A colossal study has revealed a variation of a gene involved in an immune response has been secretly giving protection to the billions who carry it from Alzheimer's and Parkinson's disease.
Known as DR4, the variant, or allele, is part of a family of genes that normally help our immune system pinpoint and destroy foreign invaders, like bacteria and viruses.
"In an earlier study, we'd found that carrying the DR4 allele seemed to protect against Parkinson's disease," says psychiatrist and geneticist Emmanual Mignot from Stanford University in the US, the institution that led the study.

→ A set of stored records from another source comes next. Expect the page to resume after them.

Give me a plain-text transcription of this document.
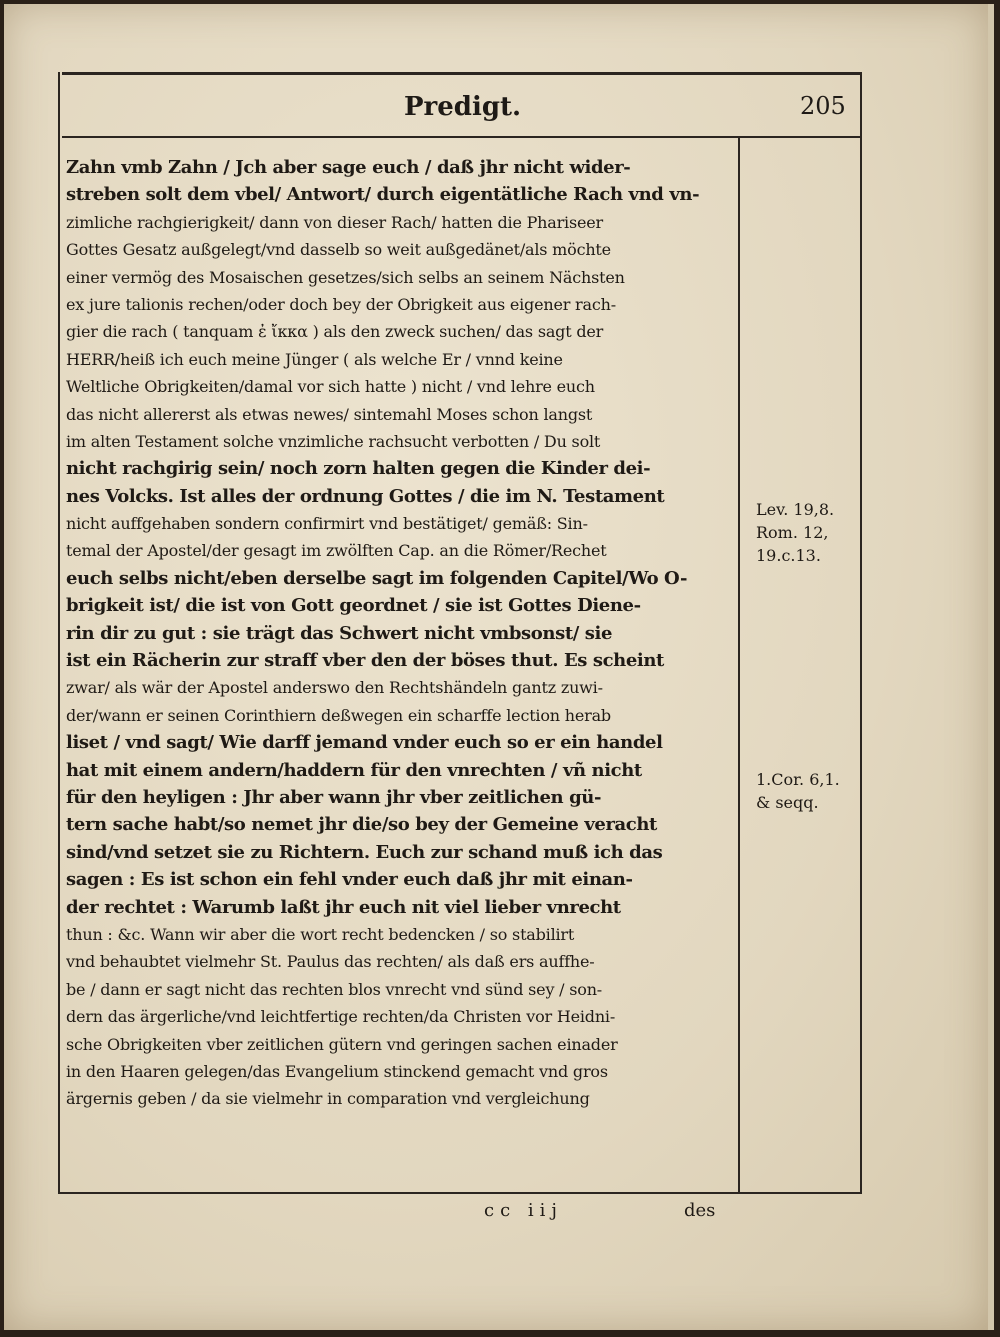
Predigt.	205
Zahn vmb Zahn / Jch aber sage euch / daß jhr nicht wider-
streben solt dem vbel/ Antwort/ durch eigentätliche Rach vnd vn-
zimliche rachgierigkeit/ dann von dieser Rach/ hatten die Phariseer
Gottes Gesatz außgelegt/vnd dasselb so weit außgedänet/als möchte
einer vermög des Mosaischen gesetzes/sich selbs an seinem Nächsten
ex jure talionis rechen/oder doch bey der Obrigkeit aus eigener rach-
gier die rach ( tanquam ἐ ἴκκα ) als den zweck suchen/ das sagt der
HERR/heiß ich euch meine Jünger ( als welche Er / vnnd keine
Weltliche Obrigkeiten/damal vor sich hatte ) nicht / vnd lehre euch
das nicht allererst als etwas newes/ sintemahl Moses schon langst
im alten Testament solche vnzimliche rachsucht verbotten / Du solt
nicht rachgirig sein/ noch zorn halten gegen die Kinder dei-
nes Volcks. Ist alles der ordnung Gottes / die im N. Testament
nicht auffgehaben sondern confirmirt vnd bestätiget/ gemäß: Sin-
temal der Apostel/der gesagt im zwölften Cap. an die Römer/Rechet
euch selbs nicht/eben derselbe sagt im folgenden Capitel/Wo O-
brigkeit ist/ die ist von Gott geordnet / sie ist Gottes Diene-
rin dir zu gut : sie trägt das Schwert nicht vmbsonst/ sie
ist ein Rächerin zur straff vber den der böses thut. Es scheint
zwar/ als wär der Apostel anderswo den Rechtshändeln gantz zuwi-
der/wann er seinen Corinthiern deßwegen ein scharffe lection herab
liset / vnd sagt/ Wie darff jemand vnder euch so er ein handel
hat mit einem andern/haddern für den vnrechten / vñ nicht
für den heyligen : Jhr aber wann jhr vber zeitlichen gü-
tern sache habt/so nemet jhr die/so bey der Gemeine veracht
sind/vnd setzet sie zu Richtern. Euch zur schand muß ich das
sagen : Es ist schon ein fehl vnder euch daß jhr mit einan-
der rechtet : Warumb laßt jhr euch nit viel lieber vnrecht
thun : &c. Wann wir aber die wort recht bedencken / so stabilirt
vnd behaubtet vielmehr St. Paulus das rechten/ als daß ers auffhe-
be / dann er sagt nicht das rechten blos vnrecht vnd sünd sey / son-
dern das ärgerliche/vnd leichtfertige rechten/da Christen vor Heidni-
sche Obrigkeiten vber zeitlichen gütern vnd geringen sachen einader
in den Haaren gelegen/das Evangelium stinckend gemacht vnd gros
ärgernis geben / da sie vielmehr in comparation vnd vergleichung
Lev. 19,8.
Rom. 12,
19.c.13.
1.Cor. 6,1.
& seqq.
cc iij	des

But Alzheimer's and Parkinson's are distinct conditions with different pathological biomarkers in the brain – Lewy bodies for Parkinson's, and abnormal tangles of a protein called tau in Alzheimer's.
Discovering DR4 as a common factor was astounding.
"That this protective factor for Parkinson's wound up having the same protective effect with respect to Alzheimer's floored me," Mignot says. "The night after we found that out, I couldn't sleep."
The scientists gathered medical and genetic data from dozens of databanks around the world, giving them a diverse dataset that included participants from Europe, Asia, Latin America, and African America.
Comparing 176,000 patients with Parkinson's or Alzheimer's disease with just under 2 million control cases revealed those who carried the DR4 variant were significantly less likely to have either disease – more than 10 percent less likely, in fact.
The researchers then studied data from 7,000 autopsied brains affected by Alzheimer's, finding those with the DR4 gene mutation had a later onset of symptoms and fewer neurofibrillary tangles, which correlate with the severity of the condition.
Biomarkers of Alzheimer's, the pernicious knotted proteins feature altered (acetylated) versions of the protein tau. One fragment in particular, known as acetylated PHF6 (a-PHF6) is crucial to forming these clumps.
Lab experiments revealed DR4 proteins bound strongly to this fragment. Thanks to this robust connection, the immune system recognizes the tangled tau as foreign and boots its problematic butt out as it would if it were a virus or bacteria.
Even though the tangles aren't a mechanism for Parkinson's, carrying DR4 correlated with symptoms starting later in that disease, too. Another win for DR4.
"This immune response would protect against Alzheimer's, Parkinson's, and neurodegeneration," the researchers write.
While led by Stanford University, this research was a global effort, involving some 160 additional researchers from 25 countries. But then, our two most common neurodegenerative conditions are global diseases.
Tens of millions of people around the world are diagnosed with Alzheimer's disease, while another 10 million live with Parkinson's. These numbers will grow as the proportion of the population over 65 increases.
For the 20 and 30 percent of the population who carry the DR4 variant, there could be more good news. Vaccination with a-PHF6 could ramp up the effects of the DR4 variant to further protect its carriers from neurological diseases, the researchers report.
A simple blood test could be used to identify people who have the DR4 variant.
This research was published in Proceedings of the National Academy of Sciences.